In a teleconference Monday afternoon, field office director Chris Heffron shared the agency’s new safety operations and procedures, which are all meant to help slow down the spread of COVID-19. He said the agency’s priority in the coming weeks will be to naturalize "as many applicants as possible" who have had ceremonies postponed. That means asylum seekers and green card applicants in the area will have to wait a few more weeks before they get a notice from the Charlotte field office for a rescheduled appointment.
“From a productivity standpoint, our priority when we reopen is going to be naturalization," Heffron said. “We have a completely redesigned business process that’s focused on social distancing. We’re using PPE. We’re shrinking gathering sizes. We’re trying to use the bigger, more open spaces in the building to do as much of our work as we can.”

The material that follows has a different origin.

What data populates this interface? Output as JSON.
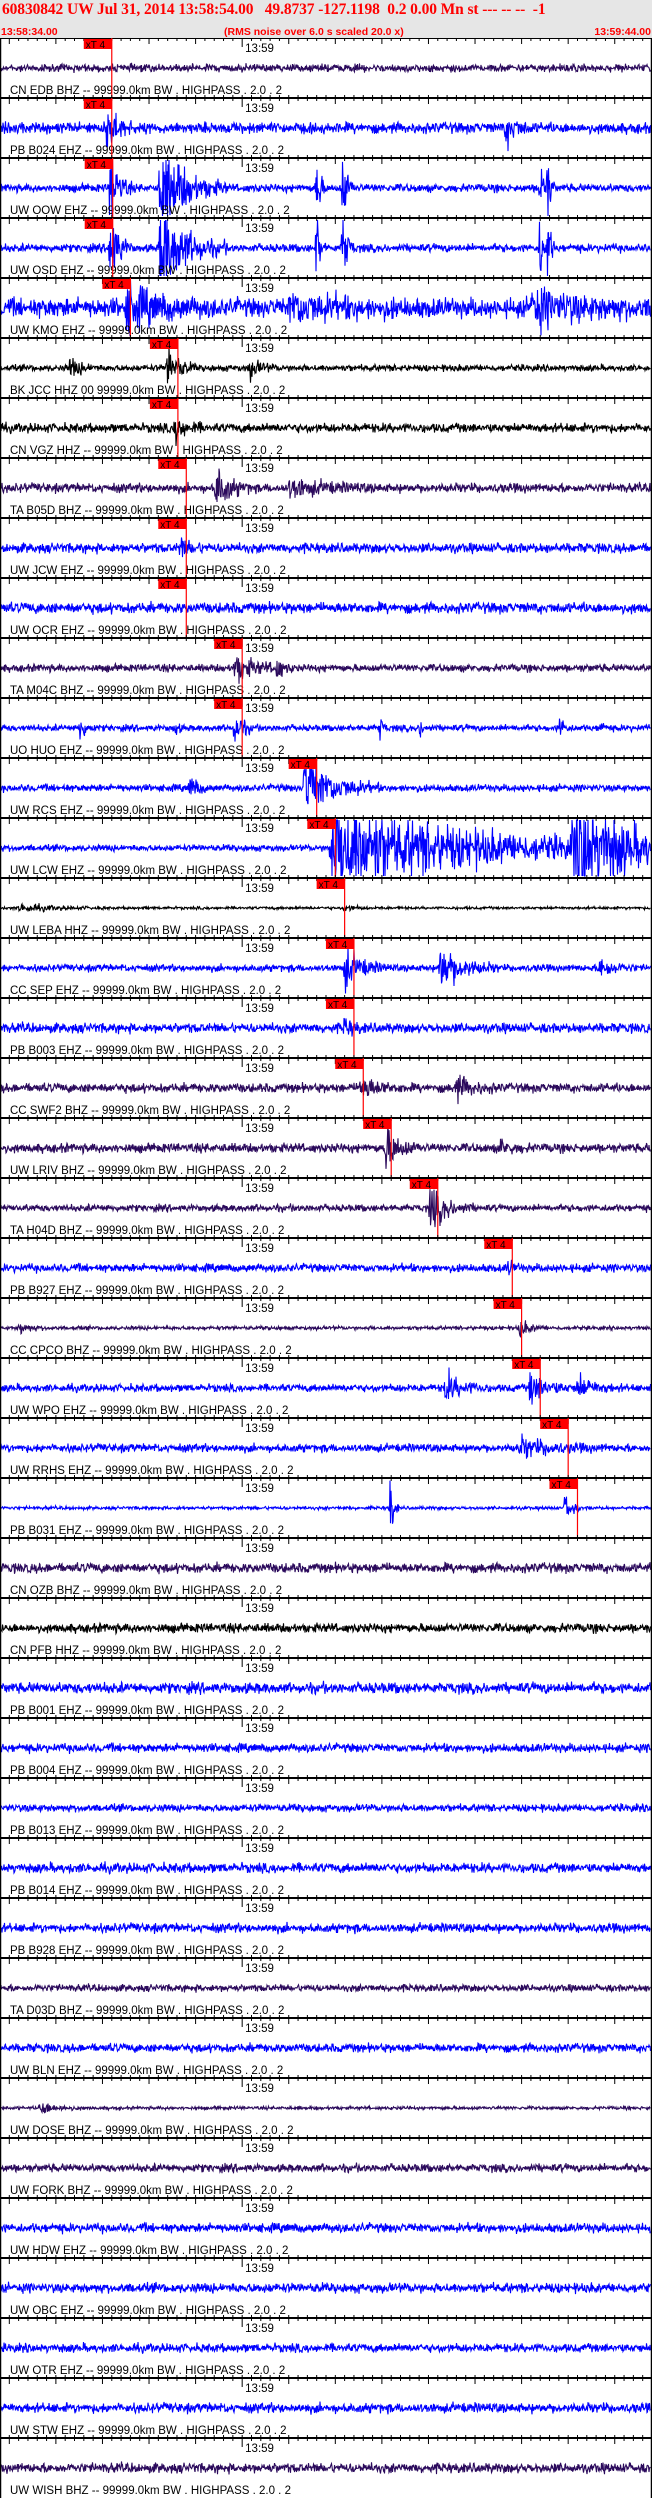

Heffron said that leaves USCIS with fewer resources than usual. It changes the way visitors may have previously experienced coming into the building, too, even though all efforts since offices closed have gone toward adjudicating cases that didn’t require in-person appointments.
To catch up, the office is aiming to tackle 150-160 oaths a day by meeting with 15-20 people every hour, by appointment only. By Friday, the office hopes to finish close to 400 of them. This includes 70 or so citizenship applications for children obtaining U.S. citizenship from parents.
Other changes include requiring face masks, only being allowed inside at a set time, being allowed to teleconference with an attorney or interpreter instead of just in person, and taking an oath without friends or family present unless the applicant is a minor or is disabled.
"It will be much, much less to none of the pomp and circumstance that we’re used to, which is sad, but I think in the interest of getting people their citizenship safely we’ll take a hit on that one," Heffron said.
Just like some offices and businesses, visitors will be screened for symptoms before entering the building, social-distance markings will be in and around the building, and no one will be allowed inside the building until 15 minutes before their scheduled appointment.
The required security screening will still take place when entering the field office but it will happen one pair at a time. Identity confirmation will no longer take place by use of biometrics and instead resort to the old fashioned way — through approved government IDs.
Visitors can expect to spend up to two hours at the USCIS field office during their appointment to take their oath of allegiance.
USCIS offices across the country had suspended in-person operations for 11 weeks to help slow the spread of COVID-19. The agency administers the nation’s immigration processes including asylum requests, naturalization ceremonies and green card citizenship applications.